I will pay for the following article Abortion: Should it be Illegal, and Should it be Considered as Genocide. The work is to be 6 pages with three to five sources, with in-text citations and a reference page. The debate itself steals time away from other, more important issues including but not limited to healthcare, education, and the environment. It is also unfortunate that the debate will never be settled until more fundamental theoretical disagreements are identified, discussed, and settled upon. Liberals and conservatives, by arguing from completely different points-of-view, simply talk past each other, unable to recognize the other’s position or what exactly it entails, resulting in a stagnation where the debate cannot move forward. The failure to understand these dynamics in the debate emerges not because one side is right and the other refuses to think the correct way. but because both cannot adequately justify the theoretical baggage their claims about abortion carry. Conservatives cannot justify why we should believe what the Bible says and liberals cannot justify the ethical system known as utilitarianism. In what follows, we will consider why (independent of any religious teaching) abortion is a morally condemnable act—producing what is essentially the murder of human life, and therefore ought to be subject to legal restraint.

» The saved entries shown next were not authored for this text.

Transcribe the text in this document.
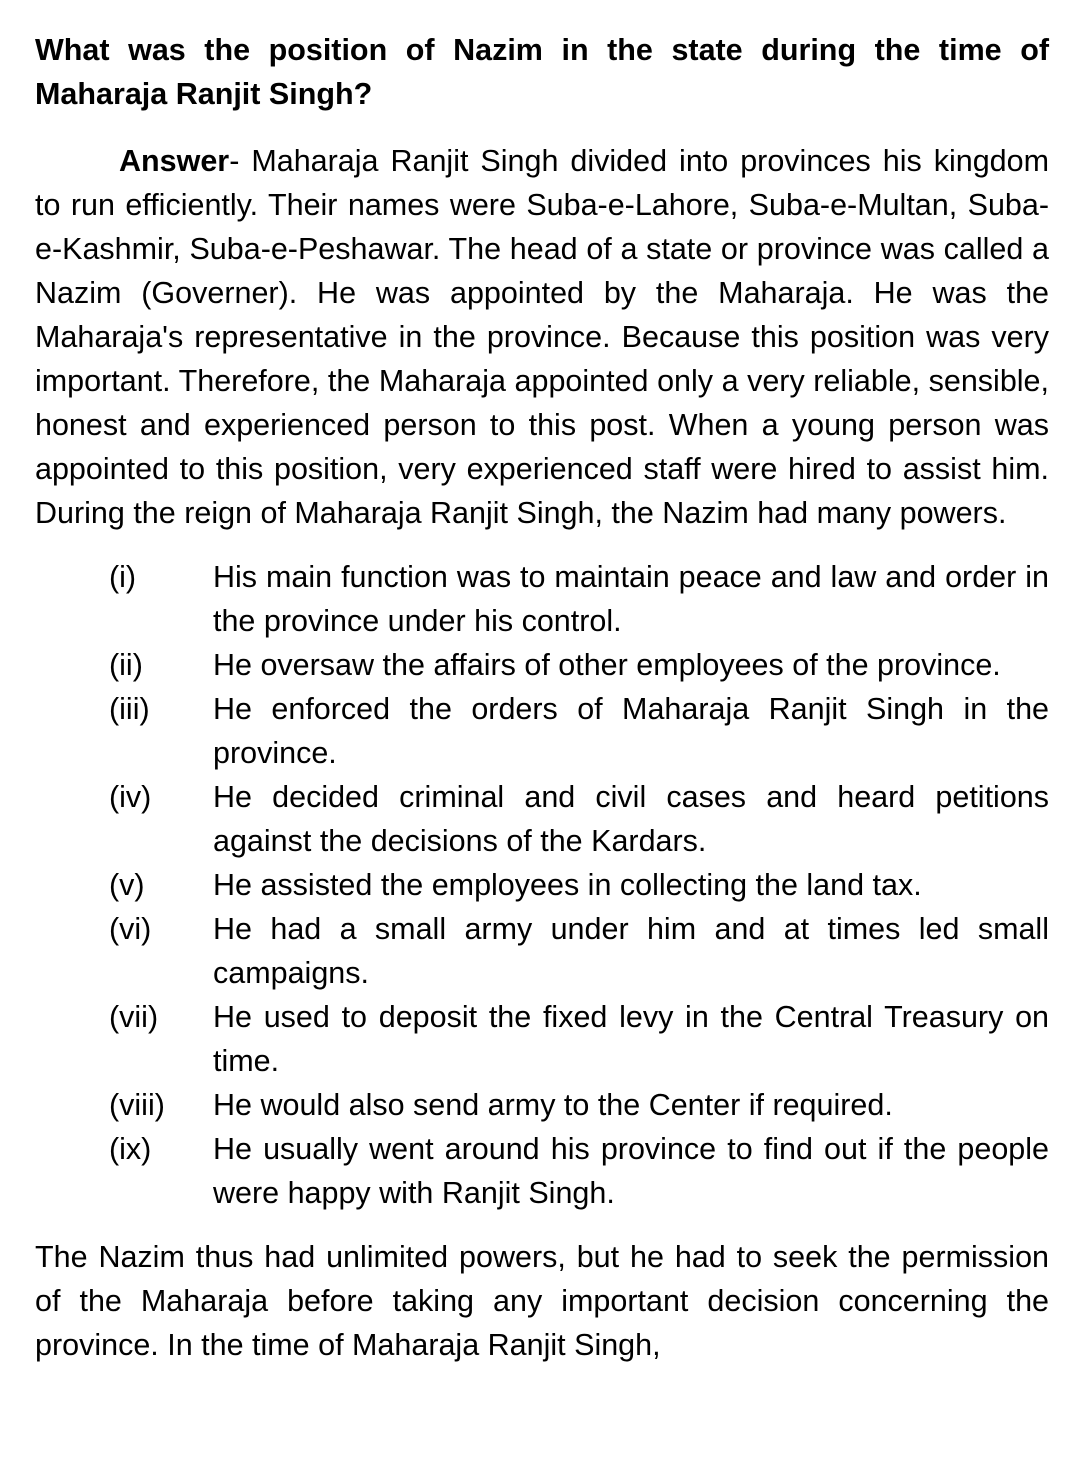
What was the position of Nazim in the state during the time of Maharaja Ranjit Singh?

Answer- Maharaja Ranjit Singh divided into provinces his kingdom to run efficiently. Their names were Suba-e-Lahore, Suba-e-Multan, Suba-e-Kashmir, Suba-e-Peshawar. The head of a state or province was called a Nazim (Governer). He was appointed by the Maharaja. He was the Maharaja's representative in the province. Because this position was very important. Therefore, the Maharaja appointed only a very reliable, sensible, honest and experienced person to this post. When a young person was appointed to this position, very experienced staff were hired to assist him. During the reign of Maharaja Ranjit Singh, the Nazim had many powers.

(i)	His main function was to maintain peace and law and order in the province under his control.
(ii)	He oversaw the affairs of other employees of the province.
(iii)	He enforced the orders of Maharaja Ranjit Singh in the province.
(iv)	He decided criminal and civil cases and heard petitions against the decisions of the Kardars.
(v)	He assisted the employees in collecting the land tax.
(vi)	He had a small army under him and at times led small campaigns.
(vii)	He used to deposit the fixed levy in the Central Treasury on time.
(viii)	He would also send army to the Center if required.
(ix)	He usually went around his province to find out if the people were happy with Ranjit Singh.

The Nazim thus had unlimited powers, but he had to seek the permission of the Maharaja before taking any important decision concerning the province. In the time of Maharaja Ranjit Singh,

First, we need to recognize why abortion is ethically wrong. Pro-choice advocates try to distinguish between “human in the moral sense” and “human in the generic sense” (Warren). The “moral” sense of being human is that which is a human person, according to Warren, and abortion applies only to those beings that are no instances of this particular category. This makes it excusable to end the life of a human being which is only so in the “genetic” sense. However, this rests on the assumption that we can metaphysically separate the properties of single beings into dichotomous categories like those that Warren proposes. We cannot because, for a human being, having a certain set of biological properties is a necessary condition of having a certain set of moral qualities. Warren says, however, that it is not a sufficient condition.&nbsp.&nbsp.